Increased evolutionary rates and conserved transcriptional response following allopolyploidisation in brown algae

Genome mergers between independently evolving lineages, via allopolyploidy, can potentially lead to instantaneous sympatric speciation. However, little is known about the consequences of allopolyploidy and the resultant “genome shock” on genome evolution and expression beyond the plant and fungal branches of the Tree of Life. The aim of this study was to compare substitution rates and gene expression patterns in two allopolyploid brown algae (Phaeophyceae, Heterokonta) and their progenitors in the genus Pelvetiopsis N.L. Gardner in the north-east Pacific, and to date their relationships. We used RNA-seq data and putative single-copy loci for phylogenomic, divergence and gene expression analyses.
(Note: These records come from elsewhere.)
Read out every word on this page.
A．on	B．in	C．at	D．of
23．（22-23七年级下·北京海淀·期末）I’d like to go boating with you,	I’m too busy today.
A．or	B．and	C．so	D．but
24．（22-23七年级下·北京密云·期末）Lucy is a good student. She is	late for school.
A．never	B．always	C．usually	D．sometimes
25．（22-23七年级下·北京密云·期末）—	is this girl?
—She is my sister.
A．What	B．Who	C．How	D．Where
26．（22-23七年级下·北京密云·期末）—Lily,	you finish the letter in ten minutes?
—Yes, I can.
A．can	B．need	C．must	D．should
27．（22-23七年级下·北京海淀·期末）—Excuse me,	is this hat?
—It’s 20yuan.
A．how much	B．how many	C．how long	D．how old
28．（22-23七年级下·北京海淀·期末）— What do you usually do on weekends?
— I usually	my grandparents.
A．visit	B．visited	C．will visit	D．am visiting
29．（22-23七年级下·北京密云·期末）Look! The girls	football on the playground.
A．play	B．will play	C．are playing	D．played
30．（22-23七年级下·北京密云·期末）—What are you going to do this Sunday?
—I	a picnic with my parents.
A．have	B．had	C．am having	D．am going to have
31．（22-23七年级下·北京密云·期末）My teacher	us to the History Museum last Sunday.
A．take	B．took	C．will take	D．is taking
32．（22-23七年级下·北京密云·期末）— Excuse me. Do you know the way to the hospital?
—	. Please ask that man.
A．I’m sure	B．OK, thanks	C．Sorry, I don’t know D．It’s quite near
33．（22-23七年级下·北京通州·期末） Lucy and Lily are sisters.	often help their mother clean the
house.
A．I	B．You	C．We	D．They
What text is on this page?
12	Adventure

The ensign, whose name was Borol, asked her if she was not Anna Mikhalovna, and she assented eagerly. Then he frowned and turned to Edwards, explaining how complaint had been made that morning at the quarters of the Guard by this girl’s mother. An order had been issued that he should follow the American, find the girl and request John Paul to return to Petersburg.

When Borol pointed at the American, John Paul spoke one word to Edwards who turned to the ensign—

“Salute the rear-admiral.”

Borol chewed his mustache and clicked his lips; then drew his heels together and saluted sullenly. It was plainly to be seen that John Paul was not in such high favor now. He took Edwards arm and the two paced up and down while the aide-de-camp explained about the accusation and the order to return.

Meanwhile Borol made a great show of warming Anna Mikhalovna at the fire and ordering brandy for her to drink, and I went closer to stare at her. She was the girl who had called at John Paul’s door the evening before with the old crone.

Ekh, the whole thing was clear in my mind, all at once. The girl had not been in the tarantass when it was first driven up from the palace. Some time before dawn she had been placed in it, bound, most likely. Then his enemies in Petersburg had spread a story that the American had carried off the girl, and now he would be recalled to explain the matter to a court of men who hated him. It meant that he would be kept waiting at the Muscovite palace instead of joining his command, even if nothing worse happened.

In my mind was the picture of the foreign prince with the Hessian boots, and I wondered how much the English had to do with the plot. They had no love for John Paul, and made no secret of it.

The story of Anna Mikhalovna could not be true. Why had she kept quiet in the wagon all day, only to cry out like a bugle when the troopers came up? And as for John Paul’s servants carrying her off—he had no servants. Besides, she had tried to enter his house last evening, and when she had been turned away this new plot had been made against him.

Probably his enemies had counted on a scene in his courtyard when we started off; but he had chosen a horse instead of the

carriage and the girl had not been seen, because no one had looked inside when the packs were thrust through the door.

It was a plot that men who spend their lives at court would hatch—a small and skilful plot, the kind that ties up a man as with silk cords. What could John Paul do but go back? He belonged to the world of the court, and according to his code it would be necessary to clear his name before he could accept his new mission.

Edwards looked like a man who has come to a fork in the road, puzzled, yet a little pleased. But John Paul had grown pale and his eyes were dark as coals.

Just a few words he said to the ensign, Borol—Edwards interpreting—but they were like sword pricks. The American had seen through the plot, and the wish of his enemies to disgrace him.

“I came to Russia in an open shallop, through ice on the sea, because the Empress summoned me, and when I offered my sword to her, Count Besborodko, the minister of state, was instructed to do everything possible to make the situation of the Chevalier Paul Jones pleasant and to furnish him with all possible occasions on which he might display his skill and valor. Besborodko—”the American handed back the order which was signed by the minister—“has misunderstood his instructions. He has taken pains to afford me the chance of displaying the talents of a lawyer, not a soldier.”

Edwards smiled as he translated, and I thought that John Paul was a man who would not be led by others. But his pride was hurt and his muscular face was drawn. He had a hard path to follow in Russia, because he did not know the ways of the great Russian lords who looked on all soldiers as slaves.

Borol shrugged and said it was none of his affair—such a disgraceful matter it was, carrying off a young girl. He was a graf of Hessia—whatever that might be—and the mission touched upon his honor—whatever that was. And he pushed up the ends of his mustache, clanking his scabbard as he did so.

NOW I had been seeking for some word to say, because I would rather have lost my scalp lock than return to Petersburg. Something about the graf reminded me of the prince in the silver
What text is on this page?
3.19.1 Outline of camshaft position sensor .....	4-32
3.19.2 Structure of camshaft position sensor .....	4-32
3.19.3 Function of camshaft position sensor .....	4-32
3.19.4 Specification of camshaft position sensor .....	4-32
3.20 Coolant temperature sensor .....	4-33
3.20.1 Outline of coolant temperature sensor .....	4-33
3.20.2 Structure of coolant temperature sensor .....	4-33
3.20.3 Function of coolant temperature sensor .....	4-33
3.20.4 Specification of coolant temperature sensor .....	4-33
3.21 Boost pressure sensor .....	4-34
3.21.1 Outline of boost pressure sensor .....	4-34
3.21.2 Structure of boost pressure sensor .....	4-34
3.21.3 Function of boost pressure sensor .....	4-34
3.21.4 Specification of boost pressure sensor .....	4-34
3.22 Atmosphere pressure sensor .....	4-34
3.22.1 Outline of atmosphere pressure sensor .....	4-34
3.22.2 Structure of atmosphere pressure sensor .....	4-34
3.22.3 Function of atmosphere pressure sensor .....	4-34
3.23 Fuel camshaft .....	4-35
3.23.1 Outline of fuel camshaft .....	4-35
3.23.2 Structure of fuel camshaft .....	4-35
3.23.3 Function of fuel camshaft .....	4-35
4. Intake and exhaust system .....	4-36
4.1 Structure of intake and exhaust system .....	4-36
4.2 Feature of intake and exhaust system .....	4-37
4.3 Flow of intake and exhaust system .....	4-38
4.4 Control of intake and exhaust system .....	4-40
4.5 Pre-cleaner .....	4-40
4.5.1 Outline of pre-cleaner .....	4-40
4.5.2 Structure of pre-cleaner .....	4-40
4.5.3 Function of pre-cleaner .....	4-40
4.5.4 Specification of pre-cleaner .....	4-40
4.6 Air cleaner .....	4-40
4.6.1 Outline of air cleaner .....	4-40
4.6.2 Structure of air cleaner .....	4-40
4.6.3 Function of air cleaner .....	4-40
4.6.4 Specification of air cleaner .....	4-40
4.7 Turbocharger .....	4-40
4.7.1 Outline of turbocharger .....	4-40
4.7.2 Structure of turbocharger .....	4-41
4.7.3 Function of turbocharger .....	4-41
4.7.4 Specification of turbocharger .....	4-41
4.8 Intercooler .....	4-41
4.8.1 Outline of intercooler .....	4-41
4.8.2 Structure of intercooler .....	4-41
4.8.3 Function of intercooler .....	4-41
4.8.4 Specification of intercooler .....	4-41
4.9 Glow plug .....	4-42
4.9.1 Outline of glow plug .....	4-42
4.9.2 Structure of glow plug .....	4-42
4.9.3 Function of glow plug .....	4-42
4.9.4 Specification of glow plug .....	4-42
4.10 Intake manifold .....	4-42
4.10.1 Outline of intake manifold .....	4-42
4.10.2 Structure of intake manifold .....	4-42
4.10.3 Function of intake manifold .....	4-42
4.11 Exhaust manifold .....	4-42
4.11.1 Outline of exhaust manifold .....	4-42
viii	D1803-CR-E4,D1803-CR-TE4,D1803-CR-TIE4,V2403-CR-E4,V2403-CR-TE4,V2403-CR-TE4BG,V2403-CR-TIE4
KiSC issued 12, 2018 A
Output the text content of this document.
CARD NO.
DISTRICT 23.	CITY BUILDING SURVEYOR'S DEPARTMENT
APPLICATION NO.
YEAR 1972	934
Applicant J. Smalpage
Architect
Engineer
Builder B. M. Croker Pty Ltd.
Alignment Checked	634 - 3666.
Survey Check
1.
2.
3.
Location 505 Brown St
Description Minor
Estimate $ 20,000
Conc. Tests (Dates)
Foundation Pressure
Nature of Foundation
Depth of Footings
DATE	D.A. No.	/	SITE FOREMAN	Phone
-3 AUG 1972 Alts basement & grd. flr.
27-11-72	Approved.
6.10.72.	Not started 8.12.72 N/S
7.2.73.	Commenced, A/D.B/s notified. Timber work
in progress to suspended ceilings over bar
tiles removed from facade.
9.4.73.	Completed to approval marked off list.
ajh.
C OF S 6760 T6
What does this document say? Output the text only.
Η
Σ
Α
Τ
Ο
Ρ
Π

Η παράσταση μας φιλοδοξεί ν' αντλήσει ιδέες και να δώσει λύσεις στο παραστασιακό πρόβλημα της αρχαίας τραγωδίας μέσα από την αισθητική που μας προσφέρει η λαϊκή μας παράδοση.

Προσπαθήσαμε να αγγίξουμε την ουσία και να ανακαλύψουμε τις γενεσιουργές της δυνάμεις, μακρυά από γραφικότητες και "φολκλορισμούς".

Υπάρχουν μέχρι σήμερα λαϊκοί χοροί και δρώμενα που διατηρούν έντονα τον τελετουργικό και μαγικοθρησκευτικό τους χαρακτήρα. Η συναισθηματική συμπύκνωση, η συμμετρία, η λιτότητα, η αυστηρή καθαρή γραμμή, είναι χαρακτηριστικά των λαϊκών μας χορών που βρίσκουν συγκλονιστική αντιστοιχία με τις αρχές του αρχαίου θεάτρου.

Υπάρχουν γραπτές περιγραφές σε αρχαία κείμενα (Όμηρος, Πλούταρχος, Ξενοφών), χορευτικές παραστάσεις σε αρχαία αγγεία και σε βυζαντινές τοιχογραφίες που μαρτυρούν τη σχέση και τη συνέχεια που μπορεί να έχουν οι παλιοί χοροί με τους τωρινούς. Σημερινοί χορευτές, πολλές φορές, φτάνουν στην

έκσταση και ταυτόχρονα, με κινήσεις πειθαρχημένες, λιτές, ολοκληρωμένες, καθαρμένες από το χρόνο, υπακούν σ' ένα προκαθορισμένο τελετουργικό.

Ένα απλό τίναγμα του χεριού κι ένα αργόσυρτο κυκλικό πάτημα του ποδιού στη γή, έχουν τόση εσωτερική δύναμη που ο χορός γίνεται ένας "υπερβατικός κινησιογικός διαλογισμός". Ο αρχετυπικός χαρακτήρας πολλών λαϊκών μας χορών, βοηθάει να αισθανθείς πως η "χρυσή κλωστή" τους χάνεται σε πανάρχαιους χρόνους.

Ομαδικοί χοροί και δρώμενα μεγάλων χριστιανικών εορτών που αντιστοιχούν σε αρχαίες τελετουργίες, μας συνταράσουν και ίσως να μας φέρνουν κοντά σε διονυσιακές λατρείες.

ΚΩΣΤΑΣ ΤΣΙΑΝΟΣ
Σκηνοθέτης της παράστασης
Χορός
The multispecies coalescent placed the origin of allopolyploids in the late Pleistocene (0.35 – 0.05 Ma). Homoeologues displayed increased non-synonymous divergence compared with parental orthologues, consistent with relaxed selective constraint following allopolyploidization, including for genes with no evidence of pseudogenization or neo-functionalization. Patterns of homeologue-orthologue expression conservation and expression-level dominance were shared with both natural plant and fungal allopolyploids. Interestingly, gene expression also appeared partially linked to the gender of origin of homoeologues. Our results provide further support for common cross-Kingdom patterns of allopolyploid genome evolution and transcriptional responses, here in the evolutionarily distinct marine heterokont brown algae.